Tania Tagle: O luto é impossível em um sistema como o atual.

" O luto é como ter um buraco no coração , você sente que vai morrer , mas não morre", conta seu filho de nove anos à escritora mexicana Tania Tagle sobre o suicídio do pai. O autor pergunta: "Onde você coloca essas emoções em um sistema que te obriga a ficar bem ?"

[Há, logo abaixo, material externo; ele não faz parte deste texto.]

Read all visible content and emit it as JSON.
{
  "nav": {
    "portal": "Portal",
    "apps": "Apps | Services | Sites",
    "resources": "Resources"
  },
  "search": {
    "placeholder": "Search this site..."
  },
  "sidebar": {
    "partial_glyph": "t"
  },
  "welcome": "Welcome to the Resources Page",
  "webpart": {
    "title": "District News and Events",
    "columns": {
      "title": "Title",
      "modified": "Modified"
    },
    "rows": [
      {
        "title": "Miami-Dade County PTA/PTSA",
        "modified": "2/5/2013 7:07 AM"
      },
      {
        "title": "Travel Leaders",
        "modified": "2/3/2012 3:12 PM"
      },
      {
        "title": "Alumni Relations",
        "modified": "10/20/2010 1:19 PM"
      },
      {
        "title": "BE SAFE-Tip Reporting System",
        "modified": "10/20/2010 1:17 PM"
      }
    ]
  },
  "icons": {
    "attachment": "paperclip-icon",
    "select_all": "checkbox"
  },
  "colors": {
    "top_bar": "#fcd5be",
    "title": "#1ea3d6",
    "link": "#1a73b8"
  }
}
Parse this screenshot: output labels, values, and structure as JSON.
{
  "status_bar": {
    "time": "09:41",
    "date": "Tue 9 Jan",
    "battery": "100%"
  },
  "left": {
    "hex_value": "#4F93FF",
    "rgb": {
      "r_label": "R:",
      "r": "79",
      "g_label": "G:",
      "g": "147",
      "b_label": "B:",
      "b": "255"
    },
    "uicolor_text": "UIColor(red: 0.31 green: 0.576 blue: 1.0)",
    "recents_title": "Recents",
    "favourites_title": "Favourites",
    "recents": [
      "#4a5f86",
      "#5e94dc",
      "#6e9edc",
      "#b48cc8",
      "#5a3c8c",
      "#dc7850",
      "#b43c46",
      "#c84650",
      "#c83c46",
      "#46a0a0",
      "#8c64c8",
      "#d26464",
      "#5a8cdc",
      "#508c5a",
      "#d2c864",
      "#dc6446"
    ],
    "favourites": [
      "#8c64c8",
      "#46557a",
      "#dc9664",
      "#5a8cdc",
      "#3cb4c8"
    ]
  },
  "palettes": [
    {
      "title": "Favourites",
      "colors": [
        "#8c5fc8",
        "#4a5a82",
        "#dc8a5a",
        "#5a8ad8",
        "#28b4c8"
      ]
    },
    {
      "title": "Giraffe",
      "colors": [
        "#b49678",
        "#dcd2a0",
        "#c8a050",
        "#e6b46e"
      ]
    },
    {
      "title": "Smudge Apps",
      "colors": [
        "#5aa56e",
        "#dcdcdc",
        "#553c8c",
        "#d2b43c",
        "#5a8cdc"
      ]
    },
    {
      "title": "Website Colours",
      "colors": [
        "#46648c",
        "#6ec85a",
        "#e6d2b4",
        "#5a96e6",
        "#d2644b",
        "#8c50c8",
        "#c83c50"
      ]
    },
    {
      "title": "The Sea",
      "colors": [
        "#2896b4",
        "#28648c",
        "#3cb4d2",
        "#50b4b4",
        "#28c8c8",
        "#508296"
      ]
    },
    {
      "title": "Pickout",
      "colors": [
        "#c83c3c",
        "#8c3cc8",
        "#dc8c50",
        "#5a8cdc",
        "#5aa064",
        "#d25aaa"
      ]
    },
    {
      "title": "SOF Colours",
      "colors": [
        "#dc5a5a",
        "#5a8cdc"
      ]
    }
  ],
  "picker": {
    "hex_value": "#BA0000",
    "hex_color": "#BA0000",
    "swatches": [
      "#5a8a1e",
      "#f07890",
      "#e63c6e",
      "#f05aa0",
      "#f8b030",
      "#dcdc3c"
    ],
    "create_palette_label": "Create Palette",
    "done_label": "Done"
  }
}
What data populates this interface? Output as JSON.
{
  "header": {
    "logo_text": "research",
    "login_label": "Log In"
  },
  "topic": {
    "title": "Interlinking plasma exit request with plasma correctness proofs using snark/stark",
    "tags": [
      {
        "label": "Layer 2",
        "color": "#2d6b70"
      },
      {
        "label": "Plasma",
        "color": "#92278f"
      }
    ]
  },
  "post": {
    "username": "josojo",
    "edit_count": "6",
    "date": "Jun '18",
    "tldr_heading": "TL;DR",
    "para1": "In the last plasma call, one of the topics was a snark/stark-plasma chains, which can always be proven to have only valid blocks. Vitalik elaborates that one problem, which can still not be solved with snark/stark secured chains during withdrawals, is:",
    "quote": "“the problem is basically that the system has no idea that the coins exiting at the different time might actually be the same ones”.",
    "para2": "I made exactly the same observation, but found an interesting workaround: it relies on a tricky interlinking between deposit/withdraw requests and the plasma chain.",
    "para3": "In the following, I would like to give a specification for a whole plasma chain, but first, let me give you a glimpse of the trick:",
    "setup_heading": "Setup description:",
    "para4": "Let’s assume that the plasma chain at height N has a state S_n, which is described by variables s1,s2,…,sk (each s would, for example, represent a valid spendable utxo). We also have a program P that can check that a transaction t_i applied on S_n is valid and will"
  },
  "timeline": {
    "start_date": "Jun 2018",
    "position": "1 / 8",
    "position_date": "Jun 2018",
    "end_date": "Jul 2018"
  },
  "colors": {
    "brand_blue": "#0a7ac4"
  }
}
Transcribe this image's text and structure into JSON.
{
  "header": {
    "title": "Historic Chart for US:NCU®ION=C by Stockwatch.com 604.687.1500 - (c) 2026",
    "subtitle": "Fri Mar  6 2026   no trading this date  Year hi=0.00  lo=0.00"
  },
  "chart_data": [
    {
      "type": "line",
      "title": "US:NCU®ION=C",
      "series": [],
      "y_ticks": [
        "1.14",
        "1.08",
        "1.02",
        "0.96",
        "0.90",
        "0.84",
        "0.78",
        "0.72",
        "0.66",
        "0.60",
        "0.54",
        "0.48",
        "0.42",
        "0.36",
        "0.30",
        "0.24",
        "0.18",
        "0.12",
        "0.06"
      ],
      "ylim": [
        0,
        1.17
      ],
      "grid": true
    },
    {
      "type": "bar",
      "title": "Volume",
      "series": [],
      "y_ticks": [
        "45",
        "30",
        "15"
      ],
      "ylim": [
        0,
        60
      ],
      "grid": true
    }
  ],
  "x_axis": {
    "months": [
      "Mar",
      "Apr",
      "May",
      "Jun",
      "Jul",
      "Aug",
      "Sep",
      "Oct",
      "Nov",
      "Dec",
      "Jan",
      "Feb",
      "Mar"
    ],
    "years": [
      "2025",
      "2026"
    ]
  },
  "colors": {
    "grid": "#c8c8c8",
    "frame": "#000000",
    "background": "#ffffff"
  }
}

"Acho que tem a ver com o sistema em que vivemos; ele não permite que você processe a perda . No dia seguinte, você tem que fazer café da manhã e trabalhar. Não há espaço para o luto em nossa sociedade contemporânea: ele te obriga a ficar bem, mas você não fica, porque você sente tantas coisas que precisa reprimir", disse à EFE a ensaísta, que costuma frequentar o quarto de suas experiências para criar literatura.
Esse espaço sem culpa diante da erupção de raiva, nostalgia e tristeza que cerca o luto existe nas páginas de ' Faucet ', o último livro de Tagle, nascido de sua "necessidade" de encontrar um lugar para depositar suas emoções relacionadas ao luto e também para compilar as memórias de seu filho, marcadas pelo suicídio de um poeta que era pai e companheiro.
Tagle nomeia o buraco no coração do filho com a palavra "fauce" - que no plural, " fauces ", se refere ao focinho dos animais, do palato ao pescoço - um " limiar que não é nem a boca nem o estômago, mas um lugar onde você pode permanecer" meio sufocado.
Ao cruzar esse limiar , ele conta que encontrou muitos livros que buscam semear culpa e moralidade sobre as emoções que envolvem o luto , como a raiva.
Embora reconheça que encontrou refúgio nos textos de Piedad Bonnett , Chantal Maillard e Esther Salignson , três mulheres que perderam seus filhos para o suicídio.
"Por que me identifiquei como mãe e não como parceira?", pergunta Tagle, de 39 anos . Ela explica que a mulher tem uma " relação de cuidadora " com o suicídio, porque, como ela lembra, "eu me sentia mais como uma cuidadora , e não éramos mais um casal ".
Para a gestora cultural, o problema reside no fato de que o mundo vive uma “ crise de saúde mental ”, e são as mulheres que decidiram não normalizar isso .
"Casais, mães, irmãs e amigas estão cuidando da saúde mental dos homens, sim. Não apenas da saúde mental, mas também da saúde física . Na minha família, os homens não vão ao médico, a menos que a esposa ou a filha os levem. E o mesmo acontece com a terapia ou qualquer outro cuidado; isso recai sobre nós", ressalta.
Sobre esse fenômeno no campo literário, ele destaca que há um grande número de autores homens que sofrem de algum problema de saúde mental , mas a sociedade decidiu " idealizá- los" e chamá-los de "gênios" por seu "talento ou criatividade".
Tagle admite que nunca se escapa da espiral da dor ; ao contrário, é o tempo que estende os corredores desse labirinto , no qual gradualmente se começa a caminhar com clareza.
- Como no dia em que ele confessou ao filho que seu pai havia cometido suicídio e que sua morte não havia sido um "acidente".